Let the set of optimal points for the minimization problem be given by

Xopt={x∈C|f(x)=pβˆ—}.

If Xopt contains a relative interior point of C, then f must be constant over C; i.e.,

Xopt=C.

Proof. Assume that x∈riC∩Xopt.

  1. Let y∈C be any vector distinct from x.

  2. Since x∈riC, hence due to Theorem 8.144, there exists s>1 such that z=x+(sβˆ’1)(xβˆ’y)∈C. z is a point behind x on the line from y to x which belongs to C.

  3. Letting t=1s we can rewrite it as

    x=tz+(1βˆ’t)y.
  4. Thus, x is a convex combination of z and y.

  5. By concavity of f, we have

    f(x)β‰₯tf(z)+(1βˆ’t)f(y).
  6. Since x is an optimal point over C and z,y∈C, hence f(x)≀f(z) and f(x)≀f(y).

  7. Thus,

    f(x)β‰₯tf(z)+(1βˆ’t)f(y)β‰₯tf(x)+(1βˆ’t)f(x)=f(x).
  8. This can be true only if f(x)=tf(z)+(1βˆ’t)f(y) which in turn implies that f(x)=f(z)=f(y).

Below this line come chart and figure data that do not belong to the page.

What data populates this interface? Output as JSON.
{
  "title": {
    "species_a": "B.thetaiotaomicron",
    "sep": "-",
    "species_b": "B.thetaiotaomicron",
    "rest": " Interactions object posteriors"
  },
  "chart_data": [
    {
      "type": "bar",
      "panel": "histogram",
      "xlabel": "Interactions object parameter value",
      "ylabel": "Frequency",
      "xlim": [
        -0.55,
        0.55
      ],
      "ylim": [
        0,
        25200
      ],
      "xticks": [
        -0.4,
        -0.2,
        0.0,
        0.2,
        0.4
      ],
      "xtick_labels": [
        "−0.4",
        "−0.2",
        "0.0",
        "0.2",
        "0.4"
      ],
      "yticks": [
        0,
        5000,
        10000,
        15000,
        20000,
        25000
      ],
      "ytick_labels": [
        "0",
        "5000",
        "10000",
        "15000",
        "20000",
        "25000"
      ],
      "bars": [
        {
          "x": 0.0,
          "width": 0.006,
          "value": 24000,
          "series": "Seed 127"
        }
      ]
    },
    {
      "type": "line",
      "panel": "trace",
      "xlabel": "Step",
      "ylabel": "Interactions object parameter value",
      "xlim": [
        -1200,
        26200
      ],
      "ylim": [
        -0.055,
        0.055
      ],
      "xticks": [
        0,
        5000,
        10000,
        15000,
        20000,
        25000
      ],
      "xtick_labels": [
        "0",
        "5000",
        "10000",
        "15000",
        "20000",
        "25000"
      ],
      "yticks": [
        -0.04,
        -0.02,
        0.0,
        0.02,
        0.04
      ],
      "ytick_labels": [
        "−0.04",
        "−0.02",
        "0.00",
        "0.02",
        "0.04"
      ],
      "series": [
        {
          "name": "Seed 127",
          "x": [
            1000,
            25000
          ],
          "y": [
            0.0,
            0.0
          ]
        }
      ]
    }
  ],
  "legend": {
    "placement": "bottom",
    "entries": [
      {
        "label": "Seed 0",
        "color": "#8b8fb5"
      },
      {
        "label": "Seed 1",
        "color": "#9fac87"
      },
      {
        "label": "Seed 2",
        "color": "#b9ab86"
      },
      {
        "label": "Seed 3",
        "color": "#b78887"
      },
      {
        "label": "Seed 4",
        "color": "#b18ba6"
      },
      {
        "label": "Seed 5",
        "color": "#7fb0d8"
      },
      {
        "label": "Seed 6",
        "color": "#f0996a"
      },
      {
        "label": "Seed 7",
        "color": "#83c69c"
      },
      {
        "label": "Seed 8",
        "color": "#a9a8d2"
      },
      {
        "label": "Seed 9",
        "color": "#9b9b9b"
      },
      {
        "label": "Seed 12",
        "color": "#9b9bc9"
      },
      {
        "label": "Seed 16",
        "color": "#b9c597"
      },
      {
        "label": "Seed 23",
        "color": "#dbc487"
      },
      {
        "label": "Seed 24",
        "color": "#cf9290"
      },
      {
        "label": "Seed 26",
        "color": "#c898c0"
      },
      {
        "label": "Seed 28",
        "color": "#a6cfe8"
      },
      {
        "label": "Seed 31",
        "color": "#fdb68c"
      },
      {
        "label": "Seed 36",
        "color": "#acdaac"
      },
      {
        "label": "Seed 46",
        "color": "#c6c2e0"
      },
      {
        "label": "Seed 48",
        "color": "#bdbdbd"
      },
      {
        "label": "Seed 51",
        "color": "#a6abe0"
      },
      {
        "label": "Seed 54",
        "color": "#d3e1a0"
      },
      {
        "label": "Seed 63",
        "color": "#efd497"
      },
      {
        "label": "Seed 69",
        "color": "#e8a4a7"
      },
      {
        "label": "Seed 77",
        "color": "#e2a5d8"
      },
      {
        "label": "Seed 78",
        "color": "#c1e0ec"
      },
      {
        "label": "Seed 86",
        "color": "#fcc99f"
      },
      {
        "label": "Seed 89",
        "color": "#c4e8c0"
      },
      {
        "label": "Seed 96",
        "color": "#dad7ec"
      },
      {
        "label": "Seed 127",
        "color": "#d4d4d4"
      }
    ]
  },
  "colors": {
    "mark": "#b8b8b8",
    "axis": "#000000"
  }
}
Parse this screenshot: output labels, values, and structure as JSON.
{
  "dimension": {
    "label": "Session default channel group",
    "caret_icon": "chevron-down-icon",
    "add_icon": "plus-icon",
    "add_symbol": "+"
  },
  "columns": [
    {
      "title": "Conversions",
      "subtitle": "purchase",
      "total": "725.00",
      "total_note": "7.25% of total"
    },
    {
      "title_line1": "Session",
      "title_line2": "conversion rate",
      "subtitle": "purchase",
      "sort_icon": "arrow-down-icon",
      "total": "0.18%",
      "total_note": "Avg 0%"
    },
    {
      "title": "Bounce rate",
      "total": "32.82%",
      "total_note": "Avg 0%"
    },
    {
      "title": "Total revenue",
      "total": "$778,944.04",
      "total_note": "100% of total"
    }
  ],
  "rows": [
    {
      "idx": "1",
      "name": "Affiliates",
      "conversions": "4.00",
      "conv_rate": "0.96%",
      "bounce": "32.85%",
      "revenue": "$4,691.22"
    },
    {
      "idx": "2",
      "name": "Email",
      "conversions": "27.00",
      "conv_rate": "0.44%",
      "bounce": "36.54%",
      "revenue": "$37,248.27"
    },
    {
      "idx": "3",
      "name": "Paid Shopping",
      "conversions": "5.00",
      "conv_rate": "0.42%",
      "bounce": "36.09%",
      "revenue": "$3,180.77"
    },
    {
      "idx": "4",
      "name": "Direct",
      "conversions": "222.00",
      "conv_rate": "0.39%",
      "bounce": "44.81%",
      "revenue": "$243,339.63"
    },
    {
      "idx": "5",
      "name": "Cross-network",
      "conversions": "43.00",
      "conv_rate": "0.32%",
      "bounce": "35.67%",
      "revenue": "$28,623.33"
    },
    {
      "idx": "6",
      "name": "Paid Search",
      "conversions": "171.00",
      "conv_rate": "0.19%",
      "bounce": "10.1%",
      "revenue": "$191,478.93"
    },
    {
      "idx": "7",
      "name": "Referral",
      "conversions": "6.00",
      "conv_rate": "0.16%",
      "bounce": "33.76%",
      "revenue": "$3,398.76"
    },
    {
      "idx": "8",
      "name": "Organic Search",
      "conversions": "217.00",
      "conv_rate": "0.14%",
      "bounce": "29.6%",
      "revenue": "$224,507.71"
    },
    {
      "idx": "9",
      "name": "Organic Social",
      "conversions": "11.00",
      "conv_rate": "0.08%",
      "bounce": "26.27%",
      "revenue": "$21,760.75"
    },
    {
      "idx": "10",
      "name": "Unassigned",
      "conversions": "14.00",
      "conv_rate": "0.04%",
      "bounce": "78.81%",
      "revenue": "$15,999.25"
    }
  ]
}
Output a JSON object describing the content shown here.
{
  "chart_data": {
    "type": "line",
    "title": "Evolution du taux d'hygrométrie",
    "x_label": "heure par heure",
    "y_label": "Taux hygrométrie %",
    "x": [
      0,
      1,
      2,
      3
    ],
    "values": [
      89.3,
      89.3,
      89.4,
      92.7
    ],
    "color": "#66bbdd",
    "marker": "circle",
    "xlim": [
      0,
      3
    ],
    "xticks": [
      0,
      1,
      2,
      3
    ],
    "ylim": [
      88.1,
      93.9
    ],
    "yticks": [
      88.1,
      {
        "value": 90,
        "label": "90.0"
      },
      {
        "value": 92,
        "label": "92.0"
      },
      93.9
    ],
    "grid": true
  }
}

  9. Thus, f must be constant over C.

Corollary 9.3 (Linear functions attain minimum only at boundary points)

Let V be an n-dimensional real normed linear space. Let f:Vβ†’R be a nonzero linear functional. Let CβŠ†V be a convex set. Then, f cannot attain a minimum at any relative interior point of C.

In other words, f can attain a minimum only at the relative boundary of C (if it does attain a minimum over C).

Proof. We note that every linear functional is also concave.

  1. Let x∈riC.

  2. Then, there exists r>0 such that B(x,r)∩affCβŠ†C.

  3. Since f is linear, hence f cannot be constant over B(x,r)∩affC.

  4. Thus, by Theorem 9.5, it cannot attain a minimum at x.